DHS Survey Illustrates Large Disparities in Insurance Coverage

Long-awaited 2010 Survey Results Show 11% Uninsured for All or Part of Year

Data released a week or so ago by the Wisconsin Dept. of Health Services (DHS) indicate that an estimated 579,000 people were uninsured in Wisconsin for all or part of the 12 months preceding the department’s 2010 Family Health Survey.  That amounts to 11 percent of state residents.

One of the striking things about the long-awaited 2010 data is the extent of the disparities in health insurance coverage among different populations in Wisconsin. Based on the data regarding the 6% of Wisconsin residents uninsured for all of the previous 12 months, some of the noteworthy disparities include the following:
  • The uninsured rate was just 4% for non-Hispanic whites, compared to 11% for non-Hispanic blacks and 24% for Hispanics.
  • About 14% of Wisconsinites below the poverty level were uninsured all year, compared to 8% of the “near-poor” (between 100% and 200% of the poverty level), and just 3% of those over that income range. 
  • An estimated 11% of people in the City of Milwaukee were uninsured for the full year, versus 4% in other metropolitan areas, and 7% in non-metropolitan areas.
Some of the broader highlights of the data include the following:
  • About 309,000 Wisconsinites (6%) were uninsured for all of the previous 12 months, and another 270,000 were uninsured part of the year.
  • That 579,000 total includes 78,000 children (or roughly 6% of the state’s kids).
  • At any point in time during 2010, an average of about 412,000 Wisconsinites were uninsured, or 7% -- which is significantly below the 9% rate in 2009.
I always love analyzing this sort of data, but I’m somewhat less enthused about the 2010 DHS survey results than I’ve been in past years – for a number of reasons:
  • First, the DHS data is about 7 or 8 months later than usual this year, and we are just a couple of months away from the release of the 2011 Census Bureau data on health insurance coverage.
  • Second, DHS made some changes in the survey a couple of years ago, and that makes it problematic to compare the last two years with the previous Family Health Survey results.
  • Also, it’s hard to know what to make of some substantial differences between the DHS findings and the 2010 data from the Census Bureau.
Notwithstanding those considerations, the new data set is very useful for some purposes, such as showing the wide disparities in access to affordable insurance among different populations.

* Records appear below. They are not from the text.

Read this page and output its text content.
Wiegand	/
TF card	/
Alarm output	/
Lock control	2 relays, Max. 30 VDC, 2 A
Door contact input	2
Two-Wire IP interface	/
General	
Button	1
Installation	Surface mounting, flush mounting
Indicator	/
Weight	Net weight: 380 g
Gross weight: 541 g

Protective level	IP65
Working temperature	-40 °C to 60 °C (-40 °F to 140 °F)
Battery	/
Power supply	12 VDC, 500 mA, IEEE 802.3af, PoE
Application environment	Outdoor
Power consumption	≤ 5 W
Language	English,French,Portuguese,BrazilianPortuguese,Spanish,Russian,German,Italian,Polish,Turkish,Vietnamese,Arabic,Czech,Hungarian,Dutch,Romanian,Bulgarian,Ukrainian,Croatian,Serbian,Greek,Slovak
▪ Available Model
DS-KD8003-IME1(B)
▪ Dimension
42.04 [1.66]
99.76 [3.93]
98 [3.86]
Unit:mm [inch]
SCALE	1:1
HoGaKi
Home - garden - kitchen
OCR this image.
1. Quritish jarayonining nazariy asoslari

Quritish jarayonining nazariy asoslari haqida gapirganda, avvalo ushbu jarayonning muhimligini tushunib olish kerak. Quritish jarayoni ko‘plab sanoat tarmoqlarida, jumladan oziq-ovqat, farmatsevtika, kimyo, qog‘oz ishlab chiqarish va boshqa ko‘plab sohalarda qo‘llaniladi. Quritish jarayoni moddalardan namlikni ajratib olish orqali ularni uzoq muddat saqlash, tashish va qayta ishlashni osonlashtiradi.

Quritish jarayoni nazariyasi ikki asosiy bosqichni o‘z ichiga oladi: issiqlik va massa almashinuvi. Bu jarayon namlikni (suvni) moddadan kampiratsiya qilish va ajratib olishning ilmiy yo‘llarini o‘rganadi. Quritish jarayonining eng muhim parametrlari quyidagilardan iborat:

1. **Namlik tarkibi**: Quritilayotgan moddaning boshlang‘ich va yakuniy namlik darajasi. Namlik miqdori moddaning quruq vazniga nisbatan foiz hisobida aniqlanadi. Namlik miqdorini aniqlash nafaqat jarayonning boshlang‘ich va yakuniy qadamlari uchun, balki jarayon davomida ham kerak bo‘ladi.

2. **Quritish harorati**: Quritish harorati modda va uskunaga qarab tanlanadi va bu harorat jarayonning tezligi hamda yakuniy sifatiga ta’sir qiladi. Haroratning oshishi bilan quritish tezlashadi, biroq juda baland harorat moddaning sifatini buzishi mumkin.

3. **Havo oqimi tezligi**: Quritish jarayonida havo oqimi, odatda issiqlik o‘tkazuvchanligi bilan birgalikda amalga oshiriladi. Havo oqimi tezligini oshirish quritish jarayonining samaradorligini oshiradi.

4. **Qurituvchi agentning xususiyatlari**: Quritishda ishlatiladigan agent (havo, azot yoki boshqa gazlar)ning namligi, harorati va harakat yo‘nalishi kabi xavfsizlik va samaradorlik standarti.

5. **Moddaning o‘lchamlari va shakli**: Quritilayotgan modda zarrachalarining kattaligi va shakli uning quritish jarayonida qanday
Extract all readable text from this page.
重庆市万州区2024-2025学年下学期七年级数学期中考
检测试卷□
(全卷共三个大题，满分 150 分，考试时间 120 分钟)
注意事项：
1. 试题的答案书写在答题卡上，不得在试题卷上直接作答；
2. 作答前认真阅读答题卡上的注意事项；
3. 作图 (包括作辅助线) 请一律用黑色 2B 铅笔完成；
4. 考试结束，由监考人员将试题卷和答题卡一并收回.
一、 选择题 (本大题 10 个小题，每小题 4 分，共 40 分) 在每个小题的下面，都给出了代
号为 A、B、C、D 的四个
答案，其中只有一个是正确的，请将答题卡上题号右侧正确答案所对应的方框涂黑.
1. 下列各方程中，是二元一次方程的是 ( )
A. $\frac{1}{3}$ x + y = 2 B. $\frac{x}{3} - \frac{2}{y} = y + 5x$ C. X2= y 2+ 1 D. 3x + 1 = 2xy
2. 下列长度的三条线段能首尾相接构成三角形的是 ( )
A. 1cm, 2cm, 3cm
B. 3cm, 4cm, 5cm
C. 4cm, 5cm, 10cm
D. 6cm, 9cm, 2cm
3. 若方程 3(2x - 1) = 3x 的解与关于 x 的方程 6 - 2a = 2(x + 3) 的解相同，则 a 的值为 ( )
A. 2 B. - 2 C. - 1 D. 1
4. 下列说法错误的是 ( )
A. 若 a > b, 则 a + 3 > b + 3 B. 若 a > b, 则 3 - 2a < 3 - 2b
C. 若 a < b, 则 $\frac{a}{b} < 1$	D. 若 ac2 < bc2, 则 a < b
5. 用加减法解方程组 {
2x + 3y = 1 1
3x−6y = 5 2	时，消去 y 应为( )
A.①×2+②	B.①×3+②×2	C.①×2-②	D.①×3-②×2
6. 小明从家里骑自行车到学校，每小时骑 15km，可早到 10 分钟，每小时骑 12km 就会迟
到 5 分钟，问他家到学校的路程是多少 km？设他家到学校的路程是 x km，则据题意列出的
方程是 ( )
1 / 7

In a subsequent blog post, I’ll take a look at the DHS data relating to uninsured adults who don’t have dependent children and the 2010 Census Bureau data regarding that population.  The two surveys generated disparate results for the number of uninsured low-income "childless adults," and that's very frustrating because this is a very important number to have -- as we examine the benefits and cost of using the Affordable Care Act to close the gap in BadgerCare coverage.